As mentioned, by performing the subsequent heat treatment in such an environment, there is a reduced tendency for the carbon to diffuse from the journal pin into the environment. One problem with using the high carbon environment in this conventional process is that the coating or paint on the painted areas of the drill leg must be maintained so that no areas of the base material are exposed. If any portion of the base material is exposed to the carbon-rich environment during the carburization or heat treatment processes, excess carbon will be diffused into the exposed portion. Such diffusion will result in the exposed area's mechanical properties, such as ductility and fatigue strength, being lowered. In turn, such a resultant decrease in mechanical strength increases the likelihood that drill leg will break during operation, resulting in increased downtime and operating costs.
The intricate shape of the drill leg increases the likelihood that a portion of the drill leg will be unintentionally exposed during the carburization or heat treatment processes.

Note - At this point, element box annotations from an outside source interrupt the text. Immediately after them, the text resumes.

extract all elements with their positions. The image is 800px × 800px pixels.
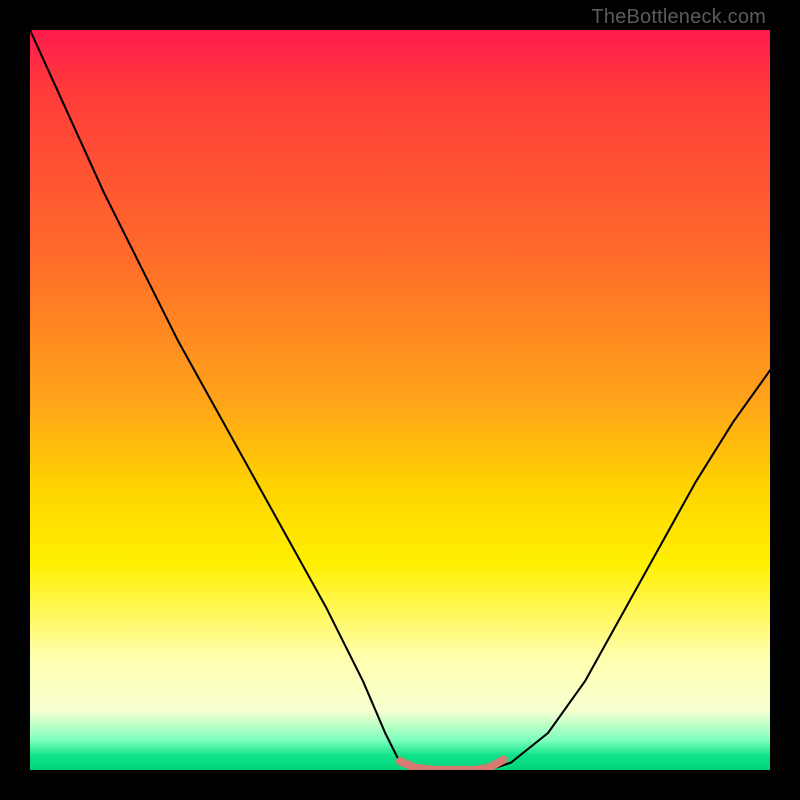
watermark-text: TheBottleneck.com <box>591 6 766 29</box>
chart-plot-area <box>30 30 770 770</box>
chart-frame: TheBottleneck.com <box>0 0 800 800</box>
bottleneck-curve-path <box>30 30 770 770</box>
chart-svg <box>30 30 770 770</box>
flat-bottom-highlight-path <box>400 760 504 770</box>
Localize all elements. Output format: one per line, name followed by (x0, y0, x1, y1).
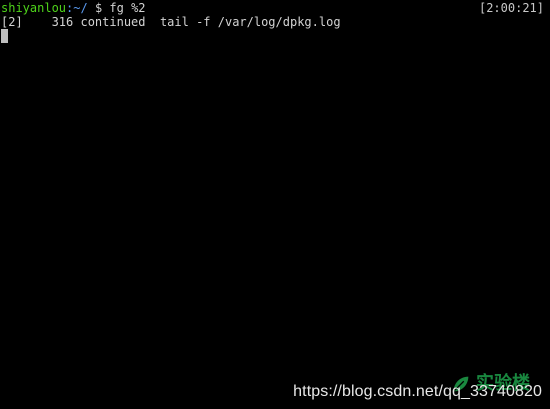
watermark: https://blog.csdn.net/qq_33740820 (293, 383, 542, 400)
watermark-url: https://blog.csdn.net/qq_33740820 (293, 383, 542, 400)
command-text: fg %2 (109, 1, 146, 15)
job-output-line: [2] 316 continued tail -f /var/log/dpkg.… (1, 15, 341, 29)
terminal-window[interactable]: shiyanlou:~/ $ fg %2 [2:00:21] [2] 316 c… (0, 0, 550, 409)
prompt-symbol: $ (87, 1, 110, 15)
text-cursor (1, 29, 8, 43)
prompt-user-host: shiyanlou (1, 1, 67, 15)
prompt-line: shiyanlou:~/ $ fg %2 (1, 1, 146, 15)
prompt-path: :~/ (66, 1, 88, 15)
clock-readout: [2:00:21] (478, 1, 544, 15)
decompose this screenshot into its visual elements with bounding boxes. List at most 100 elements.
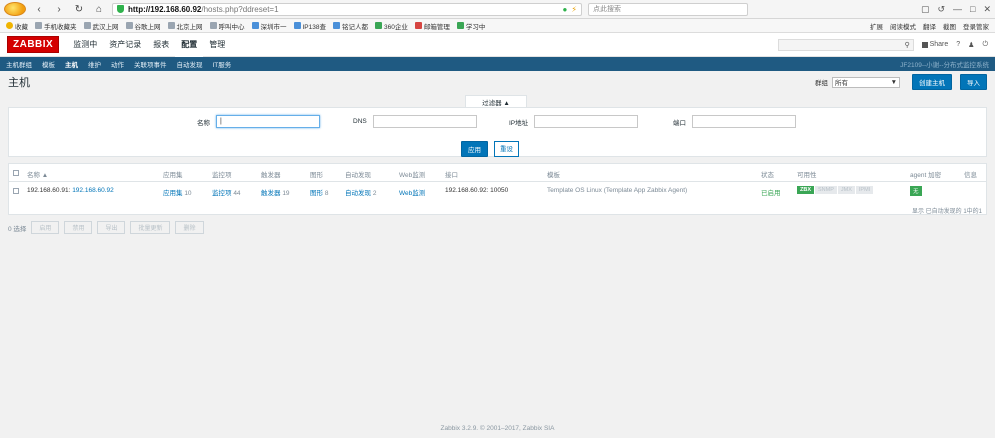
host-prefix: 192.168.60.91: (27, 187, 71, 194)
table-header: 名称 ▲ 应用集 监控项 触发器 图形 自动发现 Web监测 接口 模板 状态 … (9, 164, 986, 182)
subnav-maintenance[interactable]: 维护 (88, 59, 101, 69)
select-all-checkbox[interactable] (13, 170, 19, 176)
bookmark-item[interactable]: 360企业 (375, 21, 408, 31)
home-icon[interactable]: ⌂ (92, 2, 106, 16)
mass-actions: 0 选择 启用 禁用 导出 批量更新 删除 (8, 221, 987, 234)
screenshot-icon[interactable]: ▢ (921, 4, 930, 15)
subnav-templates[interactable]: 模板 (42, 59, 55, 69)
interface-value: 192.168.60.92: 10050 (445, 187, 509, 194)
menu-administration[interactable]: 管理 (203, 33, 231, 57)
triggers-link[interactable]: 触发器 (261, 190, 281, 197)
create-host-button[interactable]: 创建主机 (912, 74, 952, 90)
filter-name-label: 名称 (197, 119, 210, 127)
templates-value[interactable]: Template OS Linux (Template App Zabbix A… (547, 187, 687, 194)
applications-count: 10 (184, 190, 192, 197)
subnav-discovery[interactable]: 自动发现 (177, 59, 203, 69)
filter-dns-label: DNS (353, 118, 367, 125)
bookmark-item[interactable]: IP138查 (293, 21, 326, 31)
global-search-input[interactable]: ⚲ (777, 38, 914, 51)
items-link[interactable]: 监控项 (212, 190, 232, 197)
browser-search-input[interactable]: 点此搜索 (588, 2, 748, 16)
subnav-it-services[interactable]: IT服务 (213, 59, 232, 69)
bookmark-item[interactable]: 北京上网 (167, 21, 203, 31)
applications-link[interactable]: 应用集 (163, 190, 183, 197)
subnav-event-correlation[interactable]: 关联项事件 (134, 59, 167, 69)
table-row: 192.168.60.91: 192.168.60.92 应用集 10 监控项 … (9, 182, 986, 200)
filter-tab[interactable]: 过滤器 ▲ (465, 95, 527, 107)
filter-apply-button[interactable]: 应用 (461, 141, 488, 157)
menu-monitoring[interactable]: 监测中 (67, 33, 103, 57)
triggers-count: 19 (282, 190, 290, 197)
browser-toolbar: ‹ › ↻ ⌂ http://192.168.60.92/hosts.php?d… (0, 0, 995, 19)
discovery-link[interactable]: 自动发现 (345, 190, 371, 197)
bookmark-item[interactable]: 深圳市一 (251, 21, 287, 31)
bookmark-icon (209, 22, 217, 29)
bookmark-right-item[interactable]: 截图 (943, 21, 956, 31)
delete-button[interactable]: 删除 (175, 221, 204, 234)
bookmark-right-item[interactable]: 翻译 (923, 21, 936, 31)
bookmark-item[interactable]: 武汉上网 (83, 21, 119, 31)
enable-button[interactable]: 启用 (31, 221, 60, 234)
filter-ip-input[interactable] (534, 115, 639, 128)
page-footer: Zabbix 3.2.9. © 2001–2017, Zabbix SIA (440, 425, 555, 432)
zabbix-logo[interactable]: ZABBIX (7, 36, 60, 53)
share-button[interactable]: Share (921, 41, 948, 48)
address-bar[interactable]: http://192.168.60.92/hosts.php?ddreset=1… (112, 2, 582, 16)
filter-panel: 名称 | DNS IP地址 端口 应用 重设 (8, 107, 987, 157)
bookmark-item[interactable]: 学习中 (456, 21, 485, 31)
import-button[interactable]: 导入 (960, 74, 987, 90)
bookmarks-bar: 收藏 手机收藏夹 武汉上网 谷歌上网 北京上网 呼叫中心 深圳市一 IP138查… (0, 19, 995, 33)
availability-jmx: JMX (837, 186, 855, 194)
search-icon[interactable]: ⚲ (904, 41, 909, 49)
user-icon[interactable]: ♟ (968, 41, 974, 49)
mass-update-button[interactable]: 批量更新 (130, 221, 171, 234)
filter-name-input[interactable]: | (216, 115, 320, 128)
bolt-icon[interactable]: ⚡ (571, 5, 577, 14)
bookmark-right-item[interactable]: 扩展 (870, 21, 883, 31)
availability-ipmi: IPMI (855, 186, 874, 194)
close-icon[interactable]: ✕ (983, 4, 991, 15)
minimize-icon[interactable]: — (953, 4, 962, 15)
reload-icon[interactable]: ↻ (72, 2, 86, 16)
web-link[interactable]: Web监测 (399, 187, 425, 197)
host-name-link[interactable]: 192.168.60.92 (72, 187, 114, 194)
col-applications: 应用集 (163, 172, 183, 179)
filter-port-label: 端口 (673, 119, 686, 127)
graphs-link[interactable]: 图形 (310, 190, 323, 197)
row-checkbox[interactable] (13, 188, 19, 194)
subnav-host-groups[interactable]: 主机群组 (6, 59, 32, 69)
col-items: 监控项 (212, 172, 232, 179)
back-icon[interactable]: ‹ (32, 2, 46, 16)
subnav-hosts[interactable]: 主机 (65, 59, 78, 69)
status-badge[interactable]: 已启用 (761, 187, 781, 197)
col-status[interactable]: 状态 (761, 169, 774, 179)
filter-port-input[interactable] (692, 115, 796, 128)
bookmark-item[interactable]: 邮箱管理 (414, 21, 450, 31)
bookmark-item[interactable]: 呼叫中心 (209, 21, 245, 31)
restore-icon[interactable]: □ (970, 4, 975, 15)
bookmark-right-item[interactable]: 阅读模式 (890, 21, 916, 31)
items-count: 44 (233, 190, 241, 197)
menu-configuration[interactable]: 配置 (175, 32, 204, 57)
menu-reports[interactable]: 报表 (147, 33, 175, 57)
group-select[interactable]: 所有 ▼ (832, 76, 900, 88)
discovery-count: 2 (372, 190, 377, 197)
bookmark-item[interactable]: 铭记人都 (333, 21, 368, 31)
disable-button[interactable]: 禁用 (64, 221, 93, 234)
encryption-badge: 无 (910, 186, 922, 196)
subnav-actions[interactable]: 动作 (111, 59, 124, 69)
bookmark-right-item[interactable]: 登录管家 (963, 21, 989, 31)
export-button[interactable]: 导出 (97, 221, 126, 234)
filter-dns-input[interactable] (372, 115, 477, 128)
filter-reset-button[interactable]: 重设 (494, 141, 519, 157)
bookmark-item[interactable]: 手机收藏夹 (35, 21, 77, 31)
logout-icon[interactable]: ⏻ (982, 41, 988, 49)
forward-icon[interactable]: › (52, 2, 66, 16)
bookmark-item[interactable]: 收藏 (6, 21, 28, 31)
col-name[interactable]: 名称 ▲ (27, 169, 48, 179)
col-web: Web监测 (399, 172, 426, 179)
menu-inventory[interactable]: 资产记录 (103, 33, 147, 57)
help-icon[interactable]: ? (956, 41, 960, 48)
bookmark-item[interactable]: 谷歌上网 (125, 21, 161, 31)
undo-icon[interactable]: ↺ (937, 4, 945, 15)
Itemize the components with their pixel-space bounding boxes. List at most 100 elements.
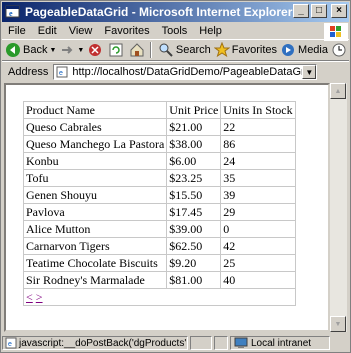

Furthermore, the handling and transporting of the drill leg during the carburization and heat treatment steps increases the possibility of breaching the protective coating or paint. In addition, the time period between the carburization and heat treatment can be significant, further increasing the likelihood that a portion of the painted area will be exposed during handling, for example.
Thus, the embodiments of the present invention are directed toward methods and apparatus for maintaining carbon concentrations in the carburized areas of the drill bit during subsequent heat treatment processes. Furthermore, embodiments of the present invention are directed towards methods and apparatus to prevent carbon diffusion into those non-carburized areas of the drill bit during subsequent heat treatment processes.